En enlevant les épis, les sédiments vont rejoindre le cours central et reformer les îlots mobiles qui existaient avant les aménagements. Le fleuve perdra en profondeur et son courant charriant de nouveau des sédiments à la vitesse de 1 à 4 kilomètres par an se ralentira. Conséquence : le fond devrait remonter d’un mètre. Surtout, le fleuve sera reconnecté quasi en permanence à ses bras secondaires. Actuellement, cela n’est le cas que 30 à 50 % du temps et, si rien n’est fait, cette tendance pourrait être encore réduite de 10 à 30 % avec le changement climatique. En 2050, le débit pourrait être en effet divisé de moitié.

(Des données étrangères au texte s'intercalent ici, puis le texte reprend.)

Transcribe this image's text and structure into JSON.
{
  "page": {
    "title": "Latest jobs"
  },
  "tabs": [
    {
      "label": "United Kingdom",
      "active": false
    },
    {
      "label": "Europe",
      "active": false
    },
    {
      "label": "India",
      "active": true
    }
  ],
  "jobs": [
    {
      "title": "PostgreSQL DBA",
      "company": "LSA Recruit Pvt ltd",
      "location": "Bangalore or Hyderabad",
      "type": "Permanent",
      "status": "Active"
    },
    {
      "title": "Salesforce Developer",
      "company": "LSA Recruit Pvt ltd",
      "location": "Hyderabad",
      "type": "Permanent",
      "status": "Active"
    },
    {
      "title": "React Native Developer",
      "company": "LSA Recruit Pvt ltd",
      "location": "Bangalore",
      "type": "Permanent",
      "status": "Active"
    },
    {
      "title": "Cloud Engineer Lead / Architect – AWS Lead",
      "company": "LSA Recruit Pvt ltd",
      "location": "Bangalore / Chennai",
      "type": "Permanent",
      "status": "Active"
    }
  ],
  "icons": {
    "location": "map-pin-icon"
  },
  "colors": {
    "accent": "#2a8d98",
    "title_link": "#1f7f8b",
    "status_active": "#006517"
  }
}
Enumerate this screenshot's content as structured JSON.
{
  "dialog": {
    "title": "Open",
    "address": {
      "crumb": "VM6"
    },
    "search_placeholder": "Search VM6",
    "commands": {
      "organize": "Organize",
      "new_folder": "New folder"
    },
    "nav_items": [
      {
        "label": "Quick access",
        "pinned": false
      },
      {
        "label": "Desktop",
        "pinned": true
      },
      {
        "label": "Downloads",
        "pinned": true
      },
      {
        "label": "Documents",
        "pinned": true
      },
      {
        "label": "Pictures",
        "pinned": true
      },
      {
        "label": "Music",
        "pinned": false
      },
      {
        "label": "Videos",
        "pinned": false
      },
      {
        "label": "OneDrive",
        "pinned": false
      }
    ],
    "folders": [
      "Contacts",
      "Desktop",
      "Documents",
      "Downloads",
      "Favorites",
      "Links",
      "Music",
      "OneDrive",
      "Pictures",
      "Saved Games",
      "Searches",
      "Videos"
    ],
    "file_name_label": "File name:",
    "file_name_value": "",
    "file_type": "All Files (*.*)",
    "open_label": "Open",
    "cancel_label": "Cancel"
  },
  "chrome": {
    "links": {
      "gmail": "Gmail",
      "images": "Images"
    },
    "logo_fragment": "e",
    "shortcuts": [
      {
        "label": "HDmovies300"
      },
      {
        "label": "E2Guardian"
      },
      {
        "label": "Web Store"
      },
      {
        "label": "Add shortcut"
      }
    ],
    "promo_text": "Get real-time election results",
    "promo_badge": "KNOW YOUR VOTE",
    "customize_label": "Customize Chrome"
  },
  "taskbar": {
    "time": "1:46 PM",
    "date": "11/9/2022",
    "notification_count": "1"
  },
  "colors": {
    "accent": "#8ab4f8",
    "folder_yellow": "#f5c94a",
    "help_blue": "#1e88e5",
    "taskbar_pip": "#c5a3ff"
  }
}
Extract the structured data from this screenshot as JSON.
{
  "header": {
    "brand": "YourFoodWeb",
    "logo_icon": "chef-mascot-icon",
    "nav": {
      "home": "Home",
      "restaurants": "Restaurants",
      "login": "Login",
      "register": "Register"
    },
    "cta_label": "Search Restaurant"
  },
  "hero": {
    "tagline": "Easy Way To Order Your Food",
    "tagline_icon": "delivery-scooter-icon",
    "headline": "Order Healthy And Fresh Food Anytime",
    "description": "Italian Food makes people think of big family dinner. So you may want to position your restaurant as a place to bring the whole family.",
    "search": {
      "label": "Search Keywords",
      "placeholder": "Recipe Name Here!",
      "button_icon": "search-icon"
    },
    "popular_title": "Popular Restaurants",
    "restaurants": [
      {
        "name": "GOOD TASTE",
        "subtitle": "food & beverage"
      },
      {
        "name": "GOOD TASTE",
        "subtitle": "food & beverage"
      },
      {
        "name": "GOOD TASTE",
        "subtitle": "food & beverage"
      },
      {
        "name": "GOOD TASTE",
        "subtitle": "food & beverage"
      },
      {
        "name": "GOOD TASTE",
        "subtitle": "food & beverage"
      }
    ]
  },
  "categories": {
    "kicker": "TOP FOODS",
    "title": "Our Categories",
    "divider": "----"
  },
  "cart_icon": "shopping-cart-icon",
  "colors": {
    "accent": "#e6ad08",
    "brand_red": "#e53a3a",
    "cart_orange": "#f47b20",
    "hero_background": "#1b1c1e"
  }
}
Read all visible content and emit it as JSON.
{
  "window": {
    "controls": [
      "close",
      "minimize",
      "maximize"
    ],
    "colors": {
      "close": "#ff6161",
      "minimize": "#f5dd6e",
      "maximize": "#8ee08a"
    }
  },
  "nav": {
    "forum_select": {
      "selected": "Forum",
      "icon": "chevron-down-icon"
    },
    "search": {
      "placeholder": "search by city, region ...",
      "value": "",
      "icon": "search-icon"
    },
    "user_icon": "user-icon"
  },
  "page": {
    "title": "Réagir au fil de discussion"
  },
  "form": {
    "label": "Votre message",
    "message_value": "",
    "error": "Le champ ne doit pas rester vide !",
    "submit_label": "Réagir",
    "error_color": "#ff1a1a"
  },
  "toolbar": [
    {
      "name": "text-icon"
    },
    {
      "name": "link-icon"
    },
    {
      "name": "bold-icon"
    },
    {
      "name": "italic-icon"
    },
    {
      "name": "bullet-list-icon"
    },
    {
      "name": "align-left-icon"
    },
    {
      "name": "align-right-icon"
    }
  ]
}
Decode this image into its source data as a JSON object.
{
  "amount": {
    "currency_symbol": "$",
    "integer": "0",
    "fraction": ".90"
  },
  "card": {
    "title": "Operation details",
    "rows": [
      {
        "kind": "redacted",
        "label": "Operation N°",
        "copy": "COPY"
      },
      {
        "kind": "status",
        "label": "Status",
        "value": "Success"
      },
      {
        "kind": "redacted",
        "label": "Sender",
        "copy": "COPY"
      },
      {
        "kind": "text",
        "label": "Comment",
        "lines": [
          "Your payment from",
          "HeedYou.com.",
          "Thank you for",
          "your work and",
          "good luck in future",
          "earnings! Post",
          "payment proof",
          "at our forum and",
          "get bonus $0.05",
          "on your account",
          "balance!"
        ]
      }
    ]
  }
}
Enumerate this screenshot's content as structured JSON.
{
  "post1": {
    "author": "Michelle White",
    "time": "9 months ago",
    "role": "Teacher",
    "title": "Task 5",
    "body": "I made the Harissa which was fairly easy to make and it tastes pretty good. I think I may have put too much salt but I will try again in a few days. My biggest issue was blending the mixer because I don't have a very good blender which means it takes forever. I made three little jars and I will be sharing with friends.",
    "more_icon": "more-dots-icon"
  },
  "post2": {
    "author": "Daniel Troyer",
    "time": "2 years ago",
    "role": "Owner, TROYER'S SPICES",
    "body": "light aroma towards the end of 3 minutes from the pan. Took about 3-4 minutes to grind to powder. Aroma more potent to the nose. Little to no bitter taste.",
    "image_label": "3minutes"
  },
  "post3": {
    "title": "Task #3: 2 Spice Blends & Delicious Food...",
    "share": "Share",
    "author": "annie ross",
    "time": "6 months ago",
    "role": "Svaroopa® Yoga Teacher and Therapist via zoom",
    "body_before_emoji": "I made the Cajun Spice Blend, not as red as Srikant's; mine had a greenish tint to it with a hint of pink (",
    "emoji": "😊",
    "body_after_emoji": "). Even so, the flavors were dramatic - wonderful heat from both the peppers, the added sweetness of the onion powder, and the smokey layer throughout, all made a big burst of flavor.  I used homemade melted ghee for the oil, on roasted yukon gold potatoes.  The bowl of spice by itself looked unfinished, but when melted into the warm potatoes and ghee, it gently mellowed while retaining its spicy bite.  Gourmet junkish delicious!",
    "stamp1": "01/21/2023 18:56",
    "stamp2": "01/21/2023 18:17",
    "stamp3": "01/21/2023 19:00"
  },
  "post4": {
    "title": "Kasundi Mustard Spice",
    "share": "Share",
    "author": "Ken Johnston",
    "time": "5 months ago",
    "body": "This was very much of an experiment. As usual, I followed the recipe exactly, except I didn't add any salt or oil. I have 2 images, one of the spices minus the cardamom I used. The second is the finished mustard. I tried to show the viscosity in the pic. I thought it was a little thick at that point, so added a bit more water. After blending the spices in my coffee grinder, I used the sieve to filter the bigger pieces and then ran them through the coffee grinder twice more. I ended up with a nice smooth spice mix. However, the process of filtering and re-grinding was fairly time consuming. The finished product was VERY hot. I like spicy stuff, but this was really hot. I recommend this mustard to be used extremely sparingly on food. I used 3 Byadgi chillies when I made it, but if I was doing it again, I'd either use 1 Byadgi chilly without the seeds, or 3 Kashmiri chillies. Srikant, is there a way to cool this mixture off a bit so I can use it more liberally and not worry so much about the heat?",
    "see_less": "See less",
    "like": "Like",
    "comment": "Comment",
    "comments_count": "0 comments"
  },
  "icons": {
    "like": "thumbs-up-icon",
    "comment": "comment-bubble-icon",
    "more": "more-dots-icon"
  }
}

Permettre de retrouver un fonctionnement dynamique dans les bras secondaires sera propice notamment aux populations de poissons comme le brochet, la lamproie ou l’anguille. Cela permettra également de mieux contenir l’envahissement d’espèces exotiques comme la Jussie.
Trois secteurs d’intervention sur 80 km entre Les Ponts de Cé (Maine et Loire) et Nantes (Loire-Atlantique) sont identifiés. Ces travaux doivent durer jusqu’en 2025 et représentent un investissement de plus de 41 millions d’euros (hors études)*.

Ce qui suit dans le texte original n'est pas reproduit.